Nel rimettere insieme i pezzi della sua squadra, Trump non si è limitato a rimettere in piedi solo le sue vecchie glorie. La scelta di Marco Rubio come Segretario di Stato non è solo simbolica; è una riconciliazione pubblica che racconta la presa salda che Trump esercita ormai sul Partito Repubblicano. E se una volta Rubio era un critico, oggi è uno dei fautori del suo programma. Di origini cubane, il senatore della Florida ha maturato un’esperienza in politica estera che va dalla lotta contro l’influenza cinese al sostegno a leggi sui diritti umani per Hong Kong. Con la sua nomina, l’orientamento è chiaro: sarà un “falco” alla guida della diplomazia americana, e non è certo un caso se Pechino ha già sanzionato Rubio, vietandogli l’ingresso.

Altra pedina fondamentale in questa nuova scacchiera è Tom Homan, nominato “zar del confine” con il compito di gestire quella che Trump ha promesso essere la più grande operazione di deportazione nella storia degli Stati Uniti. Homan, noto per aver difeso le politiche di “tolleranza zero” durante la prima amministrazione Trump, si prepara a riprendere quel programma con rinnovato vigore. I critici puntano il dito contro un approccio che rischia di trasformare la gestione del confine in una macchina repressiva, ma per Trump è una priorità assoluta. E, con Homan, ha trovato l’uomo giusto. 

L’approccio di Trump sule nomine è coerente con la sua filosofia di comando: niente spazio per voci dissonanti, ma solo una squadra costruita su fedeltà e visione comune. Si inserisce in questo quadro la scelta di Stephen Miller, nominato vice capo di gabinetto per la politica, l’architetto della “zero tolerance” in tema di immigrazione. Miller è da sempre uno dei più fedeli sostenitori di Trump e, in questo ruolo, avrà carta bianca per dare seguito a politiche dure e inflessibili sui cui il di nuovo presidente Usa vuole costruire la sua immagine da leader dal pugno di ferro. 

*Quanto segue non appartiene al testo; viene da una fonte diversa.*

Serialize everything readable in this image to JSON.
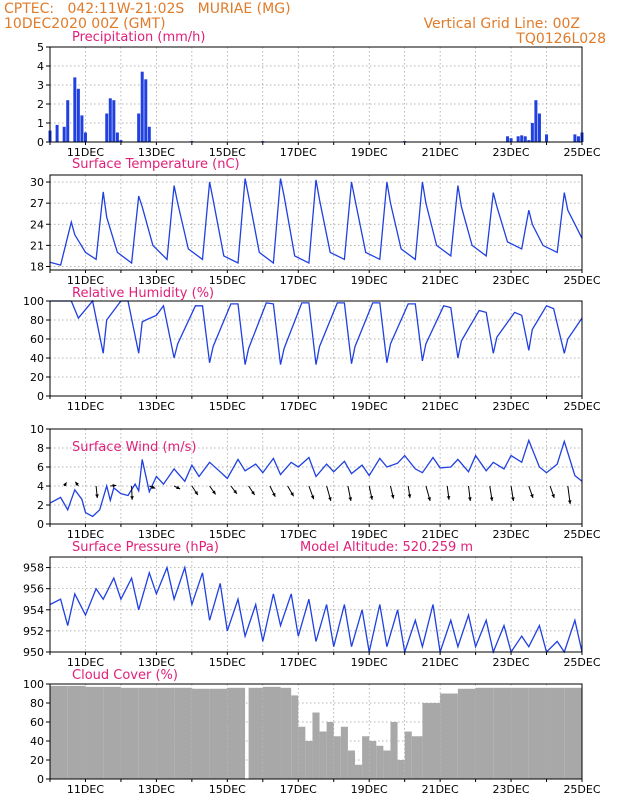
{
  "header": {
    "left_line1": "CPTEC:   042:11W-21:02S   MURIAE (MG)",
    "left_line2": "10DEC2020 00Z (GMT)",
    "right_line1": "Vertical Grid Line: 00Z",
    "right_line2": "TQ0126L028"
  },
  "colors": {
    "header": "#e07b2a",
    "title": "#e0207a",
    "series": "#2040e0",
    "cloud": "#a8a8a8",
    "grid": "#9a9a9a"
  },
  "chart_data": [
    {
      "type": "bar",
      "title": "Precipitation (mm/h)",
      "ylim": [
        0,
        5
      ],
      "yticks": [
        0,
        1,
        2,
        3,
        4,
        5
      ],
      "x_day_labels": [
        "11DEC",
        "13DEC",
        "15DEC",
        "17DEC",
        "19DEC",
        "21DEC",
        "23DEC",
        "25DEC"
      ],
      "day_range": [
        10.0,
        25.0
      ],
      "x": [
        10.0,
        10.2,
        10.4,
        10.5,
        10.7,
        10.8,
        10.9,
        11.0,
        11.6,
        11.7,
        11.8,
        11.9,
        12.0,
        12.5,
        12.6,
        12.7,
        12.8,
        14.0,
        16.0,
        20.0,
        22.9,
        23.0,
        23.2,
        23.3,
        23.4,
        23.5,
        23.6,
        23.7,
        23.8,
        24.0,
        24.8,
        24.9,
        25.0
      ],
      "values": [
        0.6,
        0.9,
        0.8,
        2.2,
        3.4,
        2.8,
        1.4,
        0.5,
        1.5,
        2.3,
        2.2,
        0.5,
        0.1,
        1.5,
        3.7,
        3.3,
        0.8,
        0.05,
        0.05,
        0.05,
        0.3,
        0.2,
        0.3,
        0.35,
        0.3,
        0.1,
        1.0,
        2.2,
        1.5,
        0.4,
        0.4,
        0.3,
        0.5
      ]
    },
    {
      "type": "line",
      "title": "Surface Temperature (nC)",
      "ylim": [
        17.5,
        31
      ],
      "yticks": [
        18,
        21,
        24,
        27,
        30
      ],
      "x_day_labels": [
        "11DEC",
        "13DEC",
        "15DEC",
        "17DEC",
        "19DEC",
        "21DEC",
        "23DEC",
        "25DEC"
      ],
      "day_range": [
        10.0,
        25.0
      ],
      "x": [
        10.0,
        10.3,
        10.6,
        10.7,
        11.0,
        11.3,
        11.5,
        11.6,
        11.9,
        12.3,
        12.5,
        12.6,
        12.9,
        13.3,
        13.5,
        13.6,
        13.9,
        14.3,
        14.5,
        14.6,
        14.9,
        15.3,
        15.5,
        15.6,
        15.9,
        16.3,
        16.5,
        16.6,
        16.9,
        17.3,
        17.5,
        17.6,
        17.9,
        18.3,
        18.5,
        18.6,
        18.9,
        19.3,
        19.5,
        19.6,
        19.9,
        20.3,
        20.5,
        20.6,
        20.9,
        21.3,
        21.5,
        21.6,
        21.9,
        22.3,
        22.5,
        22.6,
        22.9,
        23.3,
        23.5,
        23.6,
        23.9,
        24.3,
        24.5,
        24.6,
        24.9,
        25.0
      ],
      "values": [
        18.6,
        18.2,
        24.3,
        22.5,
        20.0,
        19.0,
        28.6,
        25.0,
        20.0,
        18.5,
        28.0,
        26.5,
        21.0,
        19.0,
        29.5,
        27.0,
        20.5,
        19.0,
        30.0,
        27.5,
        19.5,
        18.5,
        30.5,
        28.0,
        20.0,
        18.5,
        30.5,
        28.0,
        19.5,
        18.5,
        30.3,
        27.5,
        20.0,
        19.0,
        30.0,
        27.5,
        20.0,
        19.0,
        30.0,
        27.0,
        20.5,
        19.0,
        30.0,
        27.0,
        21.0,
        19.5,
        29.5,
        26.5,
        21.0,
        19.5,
        28.5,
        26.5,
        21.5,
        20.5,
        26.0,
        24.0,
        21.0,
        20.0,
        28.5,
        26.0,
        23.0,
        22.0
      ]
    },
    {
      "type": "line",
      "title": "Relative Humidity (%)",
      "ylim": [
        0,
        100
      ],
      "yticks": [
        0,
        20,
        40,
        60,
        80,
        100
      ],
      "x_day_labels": [
        "11DEC",
        "13DEC",
        "15DEC",
        "17DEC",
        "19DEC",
        "21DEC",
        "23DEC",
        "25DEC"
      ],
      "day_range": [
        10.0,
        25.0
      ],
      "x": [
        10.0,
        10.4,
        10.6,
        10.8,
        11.2,
        11.5,
        11.6,
        12.0,
        12.2,
        12.5,
        12.6,
        12.7,
        13.0,
        13.2,
        13.5,
        13.6,
        14.1,
        14.3,
        14.5,
        14.6,
        15.1,
        15.3,
        15.5,
        15.6,
        16.1,
        16.3,
        16.5,
        16.6,
        17.1,
        17.3,
        17.5,
        17.6,
        18.1,
        18.3,
        18.5,
        18.6,
        19.1,
        19.3,
        19.5,
        19.6,
        20.1,
        20.3,
        20.5,
        20.6,
        21.1,
        21.3,
        21.5,
        21.6,
        22.1,
        22.3,
        22.5,
        22.6,
        23.1,
        23.3,
        23.5,
        23.6,
        24.0,
        24.2,
        24.5,
        24.6,
        25.0
      ],
      "values": [
        100,
        100,
        100,
        82,
        100,
        45,
        80,
        100,
        100,
        45,
        78,
        80,
        85,
        95,
        40,
        55,
        95,
        95,
        35,
        52,
        97,
        97,
        33,
        50,
        98,
        97,
        33,
        50,
        98,
        98,
        33,
        52,
        98,
        98,
        34,
        52,
        98,
        98,
        35,
        55,
        97,
        97,
        37,
        55,
        95,
        93,
        40,
        58,
        90,
        88,
        45,
        62,
        88,
        85,
        48,
        70,
        95,
        92,
        45,
        60,
        82
      ]
    },
    {
      "type": "line",
      "title": "Surface Wind (m/s)",
      "ylim": [
        0,
        10
      ],
      "yticks": [
        0,
        2,
        4,
        6,
        8,
        10
      ],
      "x_day_labels": [
        "11DEC",
        "13DEC",
        "15DEC",
        "17DEC",
        "19DEC",
        "21DEC",
        "23DEC",
        "25DEC"
      ],
      "day_range": [
        10.0,
        25.0
      ],
      "x": [
        10.0,
        10.3,
        10.5,
        10.7,
        10.9,
        11.0,
        11.2,
        11.4,
        11.6,
        11.7,
        11.8,
        12.0,
        12.2,
        12.4,
        12.5,
        12.6,
        12.8,
        13.0,
        13.2,
        13.5,
        13.8,
        14.0,
        14.2,
        14.5,
        14.8,
        15.0,
        15.3,
        15.5,
        15.8,
        16.0,
        16.3,
        16.5,
        16.8,
        17.0,
        17.3,
        17.5,
        17.8,
        18.0,
        18.3,
        18.5,
        18.8,
        19.0,
        19.3,
        19.5,
        19.8,
        20.0,
        20.3,
        20.5,
        20.8,
        21.0,
        21.3,
        21.5,
        21.8,
        22.0,
        22.3,
        22.5,
        22.8,
        23.0,
        23.3,
        23.5,
        23.8,
        24.0,
        24.3,
        24.5,
        24.8,
        25.0
      ],
      "values": [
        2.2,
        2.8,
        1.5,
        3.6,
        2.6,
        1.2,
        0.8,
        1.5,
        4.0,
        2.5,
        3.8,
        3.2,
        3.0,
        4.2,
        3.5,
        6.8,
        3.4,
        5.0,
        4.2,
        5.8,
        4.5,
        6.2,
        5.0,
        6.5,
        5.5,
        4.8,
        6.8,
        5.6,
        6.3,
        5.4,
        6.9,
        5.2,
        6.5,
        6.0,
        7.0,
        5.0,
        6.3,
        5.5,
        6.6,
        5.3,
        6.2,
        5.1,
        6.9,
        6.0,
        6.4,
        7.2,
        5.8,
        5.4,
        7.0,
        5.9,
        6.0,
        6.8,
        5.5,
        7.2,
        5.6,
        6.5,
        5.8,
        7.2,
        6.5,
        8.8,
        6.0,
        5.4,
        6.3,
        8.7,
        5.1,
        4.5
      ],
      "vectors": {
        "x": [
          10.4,
          10.8,
          11.3,
          11.7,
          12.3,
          12.8,
          13.5,
          14.0,
          14.5,
          15.1,
          15.6,
          16.2,
          16.7,
          17.3,
          17.8,
          18.4,
          19.0,
          19.6,
          20.1,
          20.6,
          21.2,
          21.8,
          22.4,
          23.0,
          23.5,
          24.1,
          24.6
        ],
        "u": [
          0.4,
          -0.5,
          0.2,
          1.0,
          0.1,
          1.0,
          1.0,
          1.0,
          1.0,
          1.0,
          1.0,
          0.9,
          1.0,
          0.8,
          0.7,
          0.5,
          0.5,
          0.5,
          0.3,
          0.7,
          0.3,
          0.3,
          0.4,
          0.4,
          0.7,
          0.7,
          0.4
        ],
        "v": [
          0.6,
          0.7,
          -2.0,
          0.1,
          -2.3,
          -0.4,
          -0.5,
          -1.5,
          -1.4,
          -1.3,
          -1.5,
          -1.8,
          -1.7,
          -2.2,
          -2.5,
          -2.5,
          -2.3,
          -2.1,
          -2.0,
          -2.5,
          -2.3,
          -2.5,
          -2.5,
          -2.5,
          -2.0,
          -2.0,
          -3.0
        ]
      }
    },
    {
      "type": "line",
      "title": "Surface Pressure (hPa)",
      "subtitle": "Model Altitude: 520.259  m",
      "ylim": [
        950,
        959
      ],
      "yticks": [
        950,
        952,
        954,
        956,
        958
      ],
      "x_day_labels": [
        "11DEC",
        "13DEC",
        "15DEC",
        "17DEC",
        "19DEC",
        "21DEC",
        "23DEC",
        "25DEC"
      ],
      "day_range": [
        10.0,
        25.0
      ],
      "x": [
        10.0,
        10.3,
        10.5,
        10.7,
        11.0,
        11.3,
        11.5,
        11.8,
        12.0,
        12.3,
        12.5,
        12.8,
        13.0,
        13.3,
        13.5,
        13.8,
        14.0,
        14.3,
        14.5,
        14.8,
        15.0,
        15.3,
        15.5,
        15.8,
        16.0,
        16.3,
        16.5,
        16.8,
        17.0,
        17.3,
        17.5,
        17.8,
        18.0,
        18.3,
        18.5,
        18.8,
        19.0,
        19.3,
        19.5,
        19.8,
        20.0,
        20.3,
        20.5,
        20.8,
        21.0,
        21.3,
        21.5,
        21.8,
        22.0,
        22.3,
        22.5,
        22.8,
        23.0,
        23.3,
        23.5,
        23.8,
        24.0,
        24.3,
        24.5,
        24.8,
        25.0
      ],
      "values": [
        954.5,
        955.0,
        952.5,
        955.5,
        953.5,
        956.0,
        955.0,
        957.0,
        955.0,
        957.0,
        954.0,
        957.5,
        955.5,
        958.0,
        955.0,
        958.0,
        954.5,
        957.5,
        953.0,
        956.5,
        952.0,
        955.0,
        951.5,
        954.5,
        951.0,
        955.5,
        952.5,
        955.5,
        951.5,
        955.0,
        951.0,
        954.5,
        950.5,
        954.5,
        950.5,
        954.0,
        950.0,
        954.5,
        950.5,
        954.0,
        949.5,
        953.0,
        950.5,
        954.5,
        950.0,
        953.0,
        950.5,
        953.5,
        950.5,
        953.0,
        950.0,
        952.5,
        949.5,
        951.5,
        950.5,
        952.5,
        949.5,
        951.0,
        950.0,
        953.0,
        950.0
      ]
    },
    {
      "type": "bar",
      "title": "Cloud Cover (%)",
      "ylim": [
        0,
        100
      ],
      "yticks": [
        0,
        20,
        40,
        60,
        80,
        100
      ],
      "x_day_labels": [
        "11DEC",
        "13DEC",
        "15DEC",
        "17DEC",
        "19DEC",
        "21DEC",
        "23DEC",
        "25DEC"
      ],
      "day_range": [
        10.0,
        25.0
      ],
      "x": [
        10.0,
        10.5,
        11.0,
        11.5,
        12.0,
        12.5,
        13.0,
        13.5,
        14.0,
        14.5,
        15.0,
        15.4,
        15.5,
        15.6,
        16.0,
        16.5,
        16.8,
        17.0,
        17.2,
        17.4,
        17.6,
        17.8,
        18.0,
        18.2,
        18.4,
        18.6,
        18.8,
        19.0,
        19.2,
        19.4,
        19.6,
        19.8,
        20.0,
        20.2,
        20.5,
        21.0,
        21.5,
        22.0,
        22.5,
        23.0,
        23.5,
        24.0,
        24.5,
        25.0
      ],
      "values": [
        98,
        98,
        97,
        97,
        96,
        96,
        96,
        96,
        95,
        95,
        96,
        96,
        0,
        96,
        97,
        96,
        88,
        55,
        40,
        70,
        50,
        60,
        45,
        55,
        30,
        15,
        45,
        40,
        35,
        30,
        60,
        20,
        50,
        45,
        80,
        90,
        95,
        96,
        96,
        96,
        96,
        96,
        96,
        96
      ]
    }
  ]
}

Una fedeltà senza margini di dissenso: il Pentagono e l’impronta trumpiana

In tutto questo, c’è un messaggio chiaro: Trump vuole una squadra che esegua i suoi ordini senza riserve. La democrazia per il magnate americano è semplice burocrazia al servizio del comando Persino il Pentagono, che nel suo primo mandato ha tentato di moderare alcune sue decisioni, sarà riorganizzato in modo da eliminare possibili frizioni. È già in corso il processo di selezione per un Segretario della Difesa che non metta in discussione il volere presidenziale, una scelta che ovviamente preoccupa molti analisti. C’è il serio timore che questa volta il Dipartimento della Difesa possa diventare un’estensione diretta della visione trumpiana, anche questa senza margini di dissenso.

Nella sua seconda amministrazione, Trump sembra intenzionato a chiudere il cerchio, inserendo figure solo figure che rappresentano le sue idee in ogni posizione chiave. Un spoils system senza precedenti. Ma la mossa è considerata da molti pericolosa, perché rischia inevitabilmente di minare l’indipendenza delle istituzioni. Ma per Trump, la lezione sembra chiara: basta con le figure che potrebbero fare da freno. Il Paese, per lui, ha bisogno di una squadra che abbia come unica virtù l’accondiscendenza alla sua guida. La fedeltà, solo quella.